過去の成功体験を真似るか、過去の失敗体験の逆をいく感じの問題が過去問にも多く出ていますが、そのような解法が頭から抜けていました。口述試験で改めて問題を読んだときにハッと気が付きましたが、試験中にひらめくためにも過去問での振り返りが少し足らなかったかなと反省です。
第5問
新規事業であるデザイン部門を担う3代目が、印刷業を含めた全社の経営を引き継ぎ、これから事業を存続させていく上での長期的な課題とその解決策について100字以内で述べよ。
【解答】
課題は、➀売り上げ拡大すること。②コスト削減すること。解決策は、➀外部連携先と協力して営業力の強化を図ること。②社員の育成による生産性向上、公平な評価や報酬制度の導入によるモラール向上などである。(98字)

事業を存続していくためには、やっぱり利益が出ないとだめだよな。
そうすると、いつもの「収益=売上-費用」で、売上向上と費用低減の
施策で解答するのかな?
これらを短期目線ではなくて長期目線で行うものか。
売上拡大は、営業力に乏しいことが明示されていたので、そこの改善をすることを第4問に絡めて外部連携先との協力ということで提案しましたが、費用面での問題については書かれてなかったので悩みました。
最終的には、事例Ⅰということもあって、「採用・配置・報酬・育成・評価」の観点での施策を書きたかったので、労働生産性を向上させることでの費用低減効果と長期目線での施策ということで従業員が辞めてしまうと困るということで評価制度の改善によるモラール向上を書くことにしました。
ただ、解答としてコスト削減の解決策(具体的施策)として、評価や報酬制度を挙げるのは少し飛躍しすぎている気がします。

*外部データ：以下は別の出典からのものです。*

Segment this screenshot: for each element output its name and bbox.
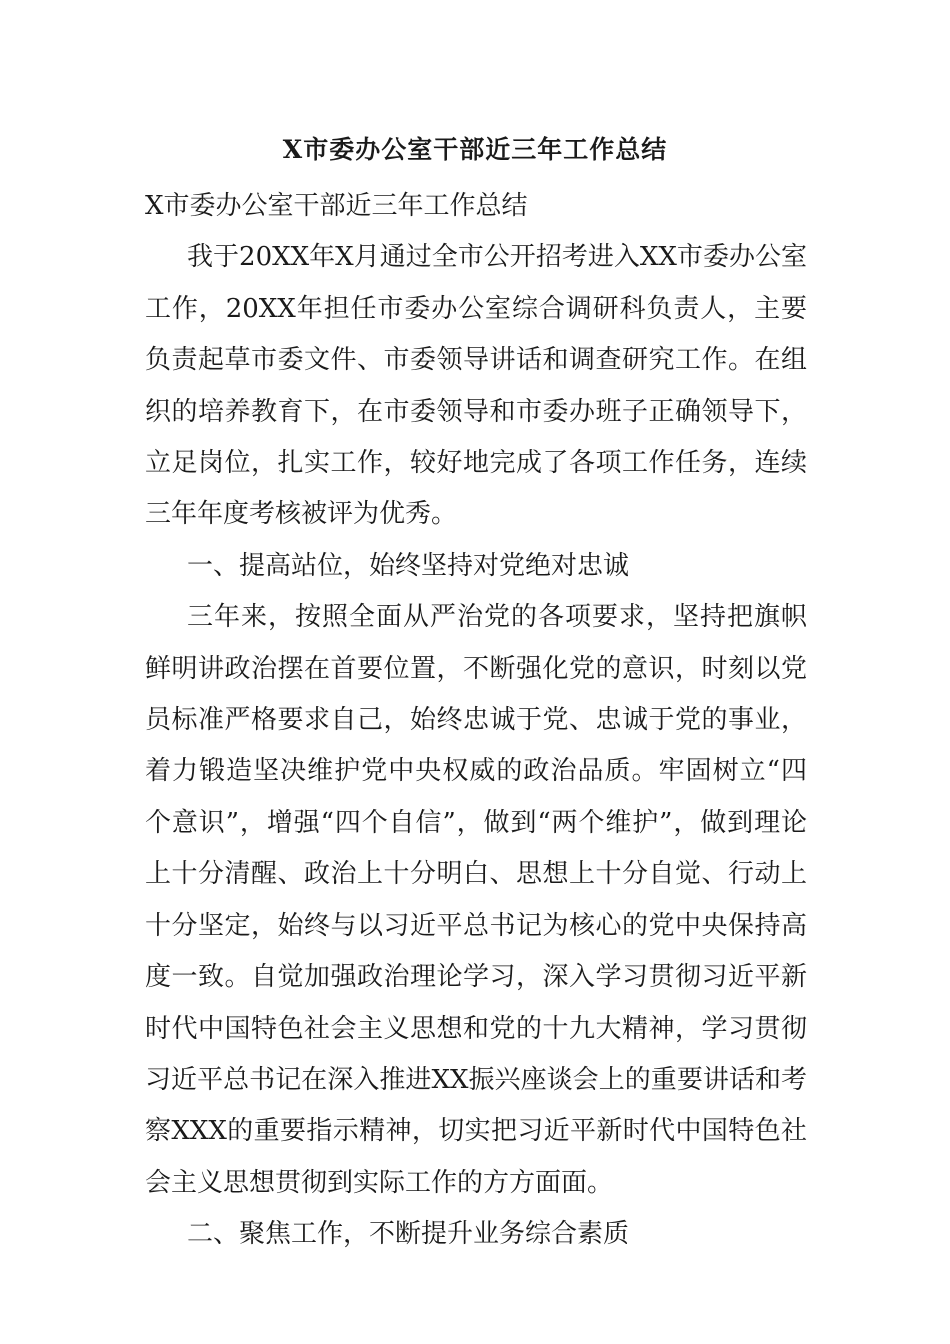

おそらく後半部分は得点につながりにくい解答だったと思います。
まとめ
得点開示結果を受けて思ったことは、
- 組織、人事に沿った施策を書くことで大外しはない
- 事業をしていく上で収益を上げることが大事であり、そこを外した考え方は得点が伸びない
方向性としては、理念があってその下にビジョン、外部環境分析と内部環境分析による戦略策定という流れを意識しつつ、収益の維持向上を図るために組織や人事面でどうしていくかが事例Ⅰだと思います。この軸に沿って解答することが大切で、「アウトソーシング」やR2年度の「ルートセールスから直販へ」といった個別の知識に引っ張られて、この理念から戦略へと続く軸が抜けた解答になると点数が伸びないのではないかと思います。
あくまでも事例Ⅰは組織と人事を意識した解答とすることで、安定して合格点が取れるように思います。
おまけ
口述試験時に事例Ⅰ~Ⅲを整理した画像依頼がありましたので、口述試験記事にアップしました。二次試験の勉強法として、振り返りがとても重要です。振り返り方も人それぞれ合う合わないがありますが、こんな方法もあるんだなという気付きになれば幸いです。